Teniendo en cuenta el modo en que se ha gestionado el gasto en Defensa en los últimos años, por ejemplo, quizá podríamos pensar en reinstaurar una comisión de investigación como el Comité de Truman para la Segunda Guerra Mundial, que ahorró miles de millones de dólares y salvó miles de vidas.

Si no queremos votar los impuestos para pagar la guerra contra las drogas, con el objeto de salvar a nuestro país, ¿por qué no vender bonos, como hicimos durante las dos guerras mundiales? Me cuesta imaginar que alguien no quiera comprar un bono para ganarle la guerra a las drogas.

Por encima de todo, necesitamos saber más sobre el Congreso porque somos americanos.
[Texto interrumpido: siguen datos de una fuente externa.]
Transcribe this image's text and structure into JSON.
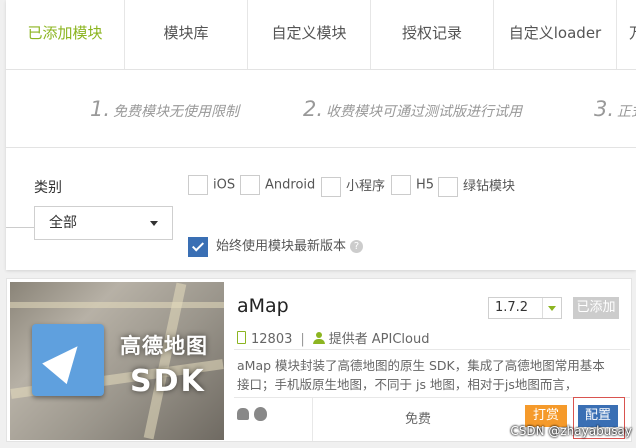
{
  "tabs": [
    {
      "label": "已添加模块",
      "active": true
    },
    {
      "label": "模块库"
    },
    {
      "label": "自定义模块"
    },
    {
      "label": "授权记录"
    },
    {
      "label": "自定义loader"
    },
    {
      "label": "万"
    }
  ],
  "notices": [
    {
      "num": "1.",
      "text": "免费模块无使用限制"
    },
    {
      "num": "2.",
      "text": "收费模块可通过测试版进行试用"
    },
    {
      "num": "3.",
      "text": "正式"
    }
  ],
  "filter": {
    "category_label": "类别",
    "options": [
      "iOS",
      "Android",
      "小程序",
      "H5",
      "绿钻模块"
    ],
    "select_value": "全部",
    "latest_label": "始终使用模块最新版本"
  },
  "module": {
    "image_title": "高德地图",
    "image_sub": "SDK",
    "name": "aMap",
    "version": "1.7.2",
    "added_label": "已添加",
    "downloads": "12803",
    "provider_label": "提供者",
    "provider": "APICloud",
    "description": "aMap 模块封装了高德地图的原生 SDK，集成了高德地图常用基本接口；手机版原生地图，不同于 js 地图，相对于js地图而言，",
    "price": "免费",
    "tip_label": "打赏",
    "config_label": "配置"
  },
  "watermark": "CSDN @zhayabusay",
  "colors": {
    "accent": "#8cb521",
    "primary": "#3a6fb4",
    "tip": "#f59a2b"
  }
}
Creemos en el autogobierno.

«El niño debería leer historia», le escribió el primer John Adams a su esposa, Abigail, en referencia a la educación de su hijo John Quincy. Todos tenemos que leer historia, y escribir y publicar y enseñar mejor la historia.

¿Cómo podemos llegar a saber quiénes somos y adónde nos dirigimos si no sabemos de dónde venimos? ¿Cómo podemos llamarnos patriotas si es tan poco lo que sabemos del pasado de nuestro país?

¿Quiénes eran esas personas de los viejos libros encuadernados en cuero de los Diarios de sesiones del Congreso? ¿Cuál era su motivación? ¿Qué sabían que no supiéramos nosotros?

Nuestro pasado no es solo un prólogo; puede ser un impulso. En palabras de Emerson: «El mundo es joven, los grandes hombres [y mujeres] del pasado nos lanzan su llamada afectuosamente».

He decidido que el reloj digital es el símbolo perfecto del desequilibrio en el planteamiento de hoy en día. Nos dice únicamente qué hora es ahora, en este instante, como si eso fuera lo único que deseamos o necesitamos saber. Lo cual me devuelve a Simon Willard.


El carro de la Historia, de Carlo Franzoni; reloj de Simon Willard.

En los años en que la Cámara de Representantes se reunía en el Statuary Hall, todas las deliberaciones se producían bajo la mirada de la musa de la historia, Clío. La musa sigue ahí, sobre la puerta norte, sobre el carro alado de la Historia, tomando notas en su libro. La idea era que los que se sentaran debajo se inspiraran en ella. Que recordaran que ellos también formaban parte de la historia, y que sus palabras y acciones se enfrentarían al juicio de la historia, y que podían considerarse parte de un honroso legado.

Clío y El carro de la Historia son obra del escultor italiano Carlo Franzoni, de Carrara. El reloj que aparece en primer plano es obra de Simon Willard. Se instaló, tal como he mencionado, hacia 1837. Sus engranajes, cortados a ojo por Willard, marcaron los minutos y las horas durante los debates sobre la «ley mordaza», la anexión de Texas, la guerra de México, las tarifas, el servicio postal, la creación de la Academia Naval, la fundación de los estados de Arkansas, Michigan, Wisconsin, asuntos relacionados con la inmigración, la Fiebre del Oro, la fundación de California, la trascendental Ley de Kansas-Nebraska y, también, durante las últimas horas de John Quincy Adams.

Es un reloj con dos manecillas y una esfera a la antigua, un reloj de esos que muestran la hora actual, la de un tiempo pasado... y la del futuro.